Les Chinois considèrent que cet archipel a été cédé au Japon par le traité de Shimonoseki (avril 1895) et que conformément au traité de San Francisco (1951) les Japonais doivent le rendre à la Chine.
Les Japonais considèrent qu’ayant mis pied sur l’archipel en janvier 1895 (donc avant le traité de Shimonoseki) celui-ci n’entre pas dans le cadre du traité de San Francisco.
(*) En juin 2008 la Chine et le Japon signent un accord pour l’exploitation conjointe des gisements de gaz dans la Mer de Chine de l’Est.

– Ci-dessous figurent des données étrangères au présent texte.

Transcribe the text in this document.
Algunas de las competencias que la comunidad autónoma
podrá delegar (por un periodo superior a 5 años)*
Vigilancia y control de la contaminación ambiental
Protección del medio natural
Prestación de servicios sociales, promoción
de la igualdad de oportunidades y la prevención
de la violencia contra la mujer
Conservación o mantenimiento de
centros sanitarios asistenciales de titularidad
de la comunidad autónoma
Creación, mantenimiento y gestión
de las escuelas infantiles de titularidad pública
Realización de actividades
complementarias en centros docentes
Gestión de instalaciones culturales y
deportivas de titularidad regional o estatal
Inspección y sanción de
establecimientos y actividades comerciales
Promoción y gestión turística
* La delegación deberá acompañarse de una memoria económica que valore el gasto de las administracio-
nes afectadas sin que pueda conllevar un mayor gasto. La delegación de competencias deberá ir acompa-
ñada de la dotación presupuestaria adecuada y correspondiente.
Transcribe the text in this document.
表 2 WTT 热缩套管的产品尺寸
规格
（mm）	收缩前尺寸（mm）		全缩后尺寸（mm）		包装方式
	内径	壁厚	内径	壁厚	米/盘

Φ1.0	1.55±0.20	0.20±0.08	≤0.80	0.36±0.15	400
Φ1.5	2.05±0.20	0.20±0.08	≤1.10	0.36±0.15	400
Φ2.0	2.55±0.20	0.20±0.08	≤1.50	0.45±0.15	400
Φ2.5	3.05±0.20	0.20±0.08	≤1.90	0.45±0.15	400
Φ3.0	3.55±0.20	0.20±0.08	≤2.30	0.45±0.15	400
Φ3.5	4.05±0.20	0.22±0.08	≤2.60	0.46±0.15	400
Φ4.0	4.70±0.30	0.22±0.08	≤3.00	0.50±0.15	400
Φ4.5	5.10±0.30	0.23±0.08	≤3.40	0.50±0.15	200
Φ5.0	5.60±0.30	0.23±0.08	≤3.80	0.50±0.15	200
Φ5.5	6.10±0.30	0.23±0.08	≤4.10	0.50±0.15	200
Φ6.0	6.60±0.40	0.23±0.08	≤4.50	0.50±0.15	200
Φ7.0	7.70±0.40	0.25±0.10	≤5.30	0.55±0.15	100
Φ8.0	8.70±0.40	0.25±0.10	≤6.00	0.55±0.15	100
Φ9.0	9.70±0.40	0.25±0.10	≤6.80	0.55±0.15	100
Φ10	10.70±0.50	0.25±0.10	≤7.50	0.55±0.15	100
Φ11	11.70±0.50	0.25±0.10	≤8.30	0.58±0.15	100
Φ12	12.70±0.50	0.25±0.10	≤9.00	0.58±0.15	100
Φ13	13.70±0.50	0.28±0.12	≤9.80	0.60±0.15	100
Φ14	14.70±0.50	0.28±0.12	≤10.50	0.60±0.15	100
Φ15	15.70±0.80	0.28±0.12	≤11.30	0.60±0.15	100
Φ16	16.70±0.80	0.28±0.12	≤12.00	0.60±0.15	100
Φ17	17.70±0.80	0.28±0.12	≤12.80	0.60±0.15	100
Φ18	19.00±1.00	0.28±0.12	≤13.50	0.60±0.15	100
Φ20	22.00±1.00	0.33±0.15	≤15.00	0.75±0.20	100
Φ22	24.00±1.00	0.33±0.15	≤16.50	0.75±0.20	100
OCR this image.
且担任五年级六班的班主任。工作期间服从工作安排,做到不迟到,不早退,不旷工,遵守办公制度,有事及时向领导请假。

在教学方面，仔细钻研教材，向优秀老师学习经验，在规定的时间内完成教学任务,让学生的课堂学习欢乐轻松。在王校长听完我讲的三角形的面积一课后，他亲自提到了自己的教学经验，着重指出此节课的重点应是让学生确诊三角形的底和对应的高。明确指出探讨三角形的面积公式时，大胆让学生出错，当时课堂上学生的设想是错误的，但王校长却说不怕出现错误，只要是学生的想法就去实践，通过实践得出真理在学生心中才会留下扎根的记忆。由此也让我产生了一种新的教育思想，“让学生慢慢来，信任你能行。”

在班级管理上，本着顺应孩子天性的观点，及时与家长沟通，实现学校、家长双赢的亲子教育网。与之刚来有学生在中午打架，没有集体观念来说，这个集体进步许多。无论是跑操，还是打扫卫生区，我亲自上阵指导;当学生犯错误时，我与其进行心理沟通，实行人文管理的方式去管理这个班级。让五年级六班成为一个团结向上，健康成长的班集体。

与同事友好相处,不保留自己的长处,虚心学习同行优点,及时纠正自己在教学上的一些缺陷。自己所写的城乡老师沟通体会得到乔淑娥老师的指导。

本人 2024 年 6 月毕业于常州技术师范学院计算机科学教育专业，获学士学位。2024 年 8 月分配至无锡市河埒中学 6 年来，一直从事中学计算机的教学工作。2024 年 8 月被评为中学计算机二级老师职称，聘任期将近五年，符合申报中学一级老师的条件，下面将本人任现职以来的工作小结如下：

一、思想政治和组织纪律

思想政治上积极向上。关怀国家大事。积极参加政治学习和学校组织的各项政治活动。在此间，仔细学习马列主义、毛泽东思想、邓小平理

Il ne semble pas que cet accord ait été suivi d’effet.
Chine – Taïwan
Formose
Pendant plusieurs siècles l’île de Formose est « visitée » ou occupée par les Chinois, les Portugais, les Espagnols, les Hollandais, les pirates chinois, les forces gouvernementales chinoises, les Français (1884).
En 1895 la Chine, après sa défaite, cède, par le traité de Shimonoseki, Formose au Japon qui restitue cette île 50 ans plus tard en 1945.
En 1949 Jiang Jieshi (Tchang Kaïchek, Chiang Kaishek) et ses partisans quittent le continent et s’installent à Taïwan.
Depuis lors les relations entre les deux gouvernements sont mouvementées et varient selon le parti au pouvoir à Taïwan.
Elles sont plus apaisées lorsque le parti Guomintang, lui aussi partisan d’ « une seule Chine » est au pouvoir.
Elles sont plus délicates lorsque c’est le Parti démocratique progressiste (DPP), parti qualifié de parti « indépendantiste » qui est en place, ce qui est le cas depuis les élections de janvier 2016
Le gouvernement de Pékin menace d’utiliser la force si Taïwan se déclarait « pays indépendant ».
Le gouvernement de Taïwan se demande quelle serait aujourd’hui la réaction des Américains en cas d’agression de la Chine.
Le « Taïwan Relation Act » institué en 1979 par les Etats-Unis pour remplacer le « Mutual defense treaty » (entre les Etats-Unis et la République de Chine) après la reconnaissance de la République Populaire de Chine par les Etats-Unis et l’ONU a un double objectif : dissuader la Chine de s’emparer par la force de Taïwan mais aussi dissuader Taïwan de déclarer unilatéralement son indépendance.
Il prévoit que les Américains mettront à la disposition des Taïwanais ce qui leur est nécessaire pour se défendre.
Mais ce texte présente une certaine ambiguïté, ce qui est source d’inquiétude pour les Taïwanais.
Chine – Taïwan
Dongsha (Pratas)
Ce groupe de trois petits atolls inhabités, situé à 530 nautiques au Sud-ouest de Taïwan et à 210 nautiques au Sud-est de la province chinoise du Guangdong est administré par Taipei.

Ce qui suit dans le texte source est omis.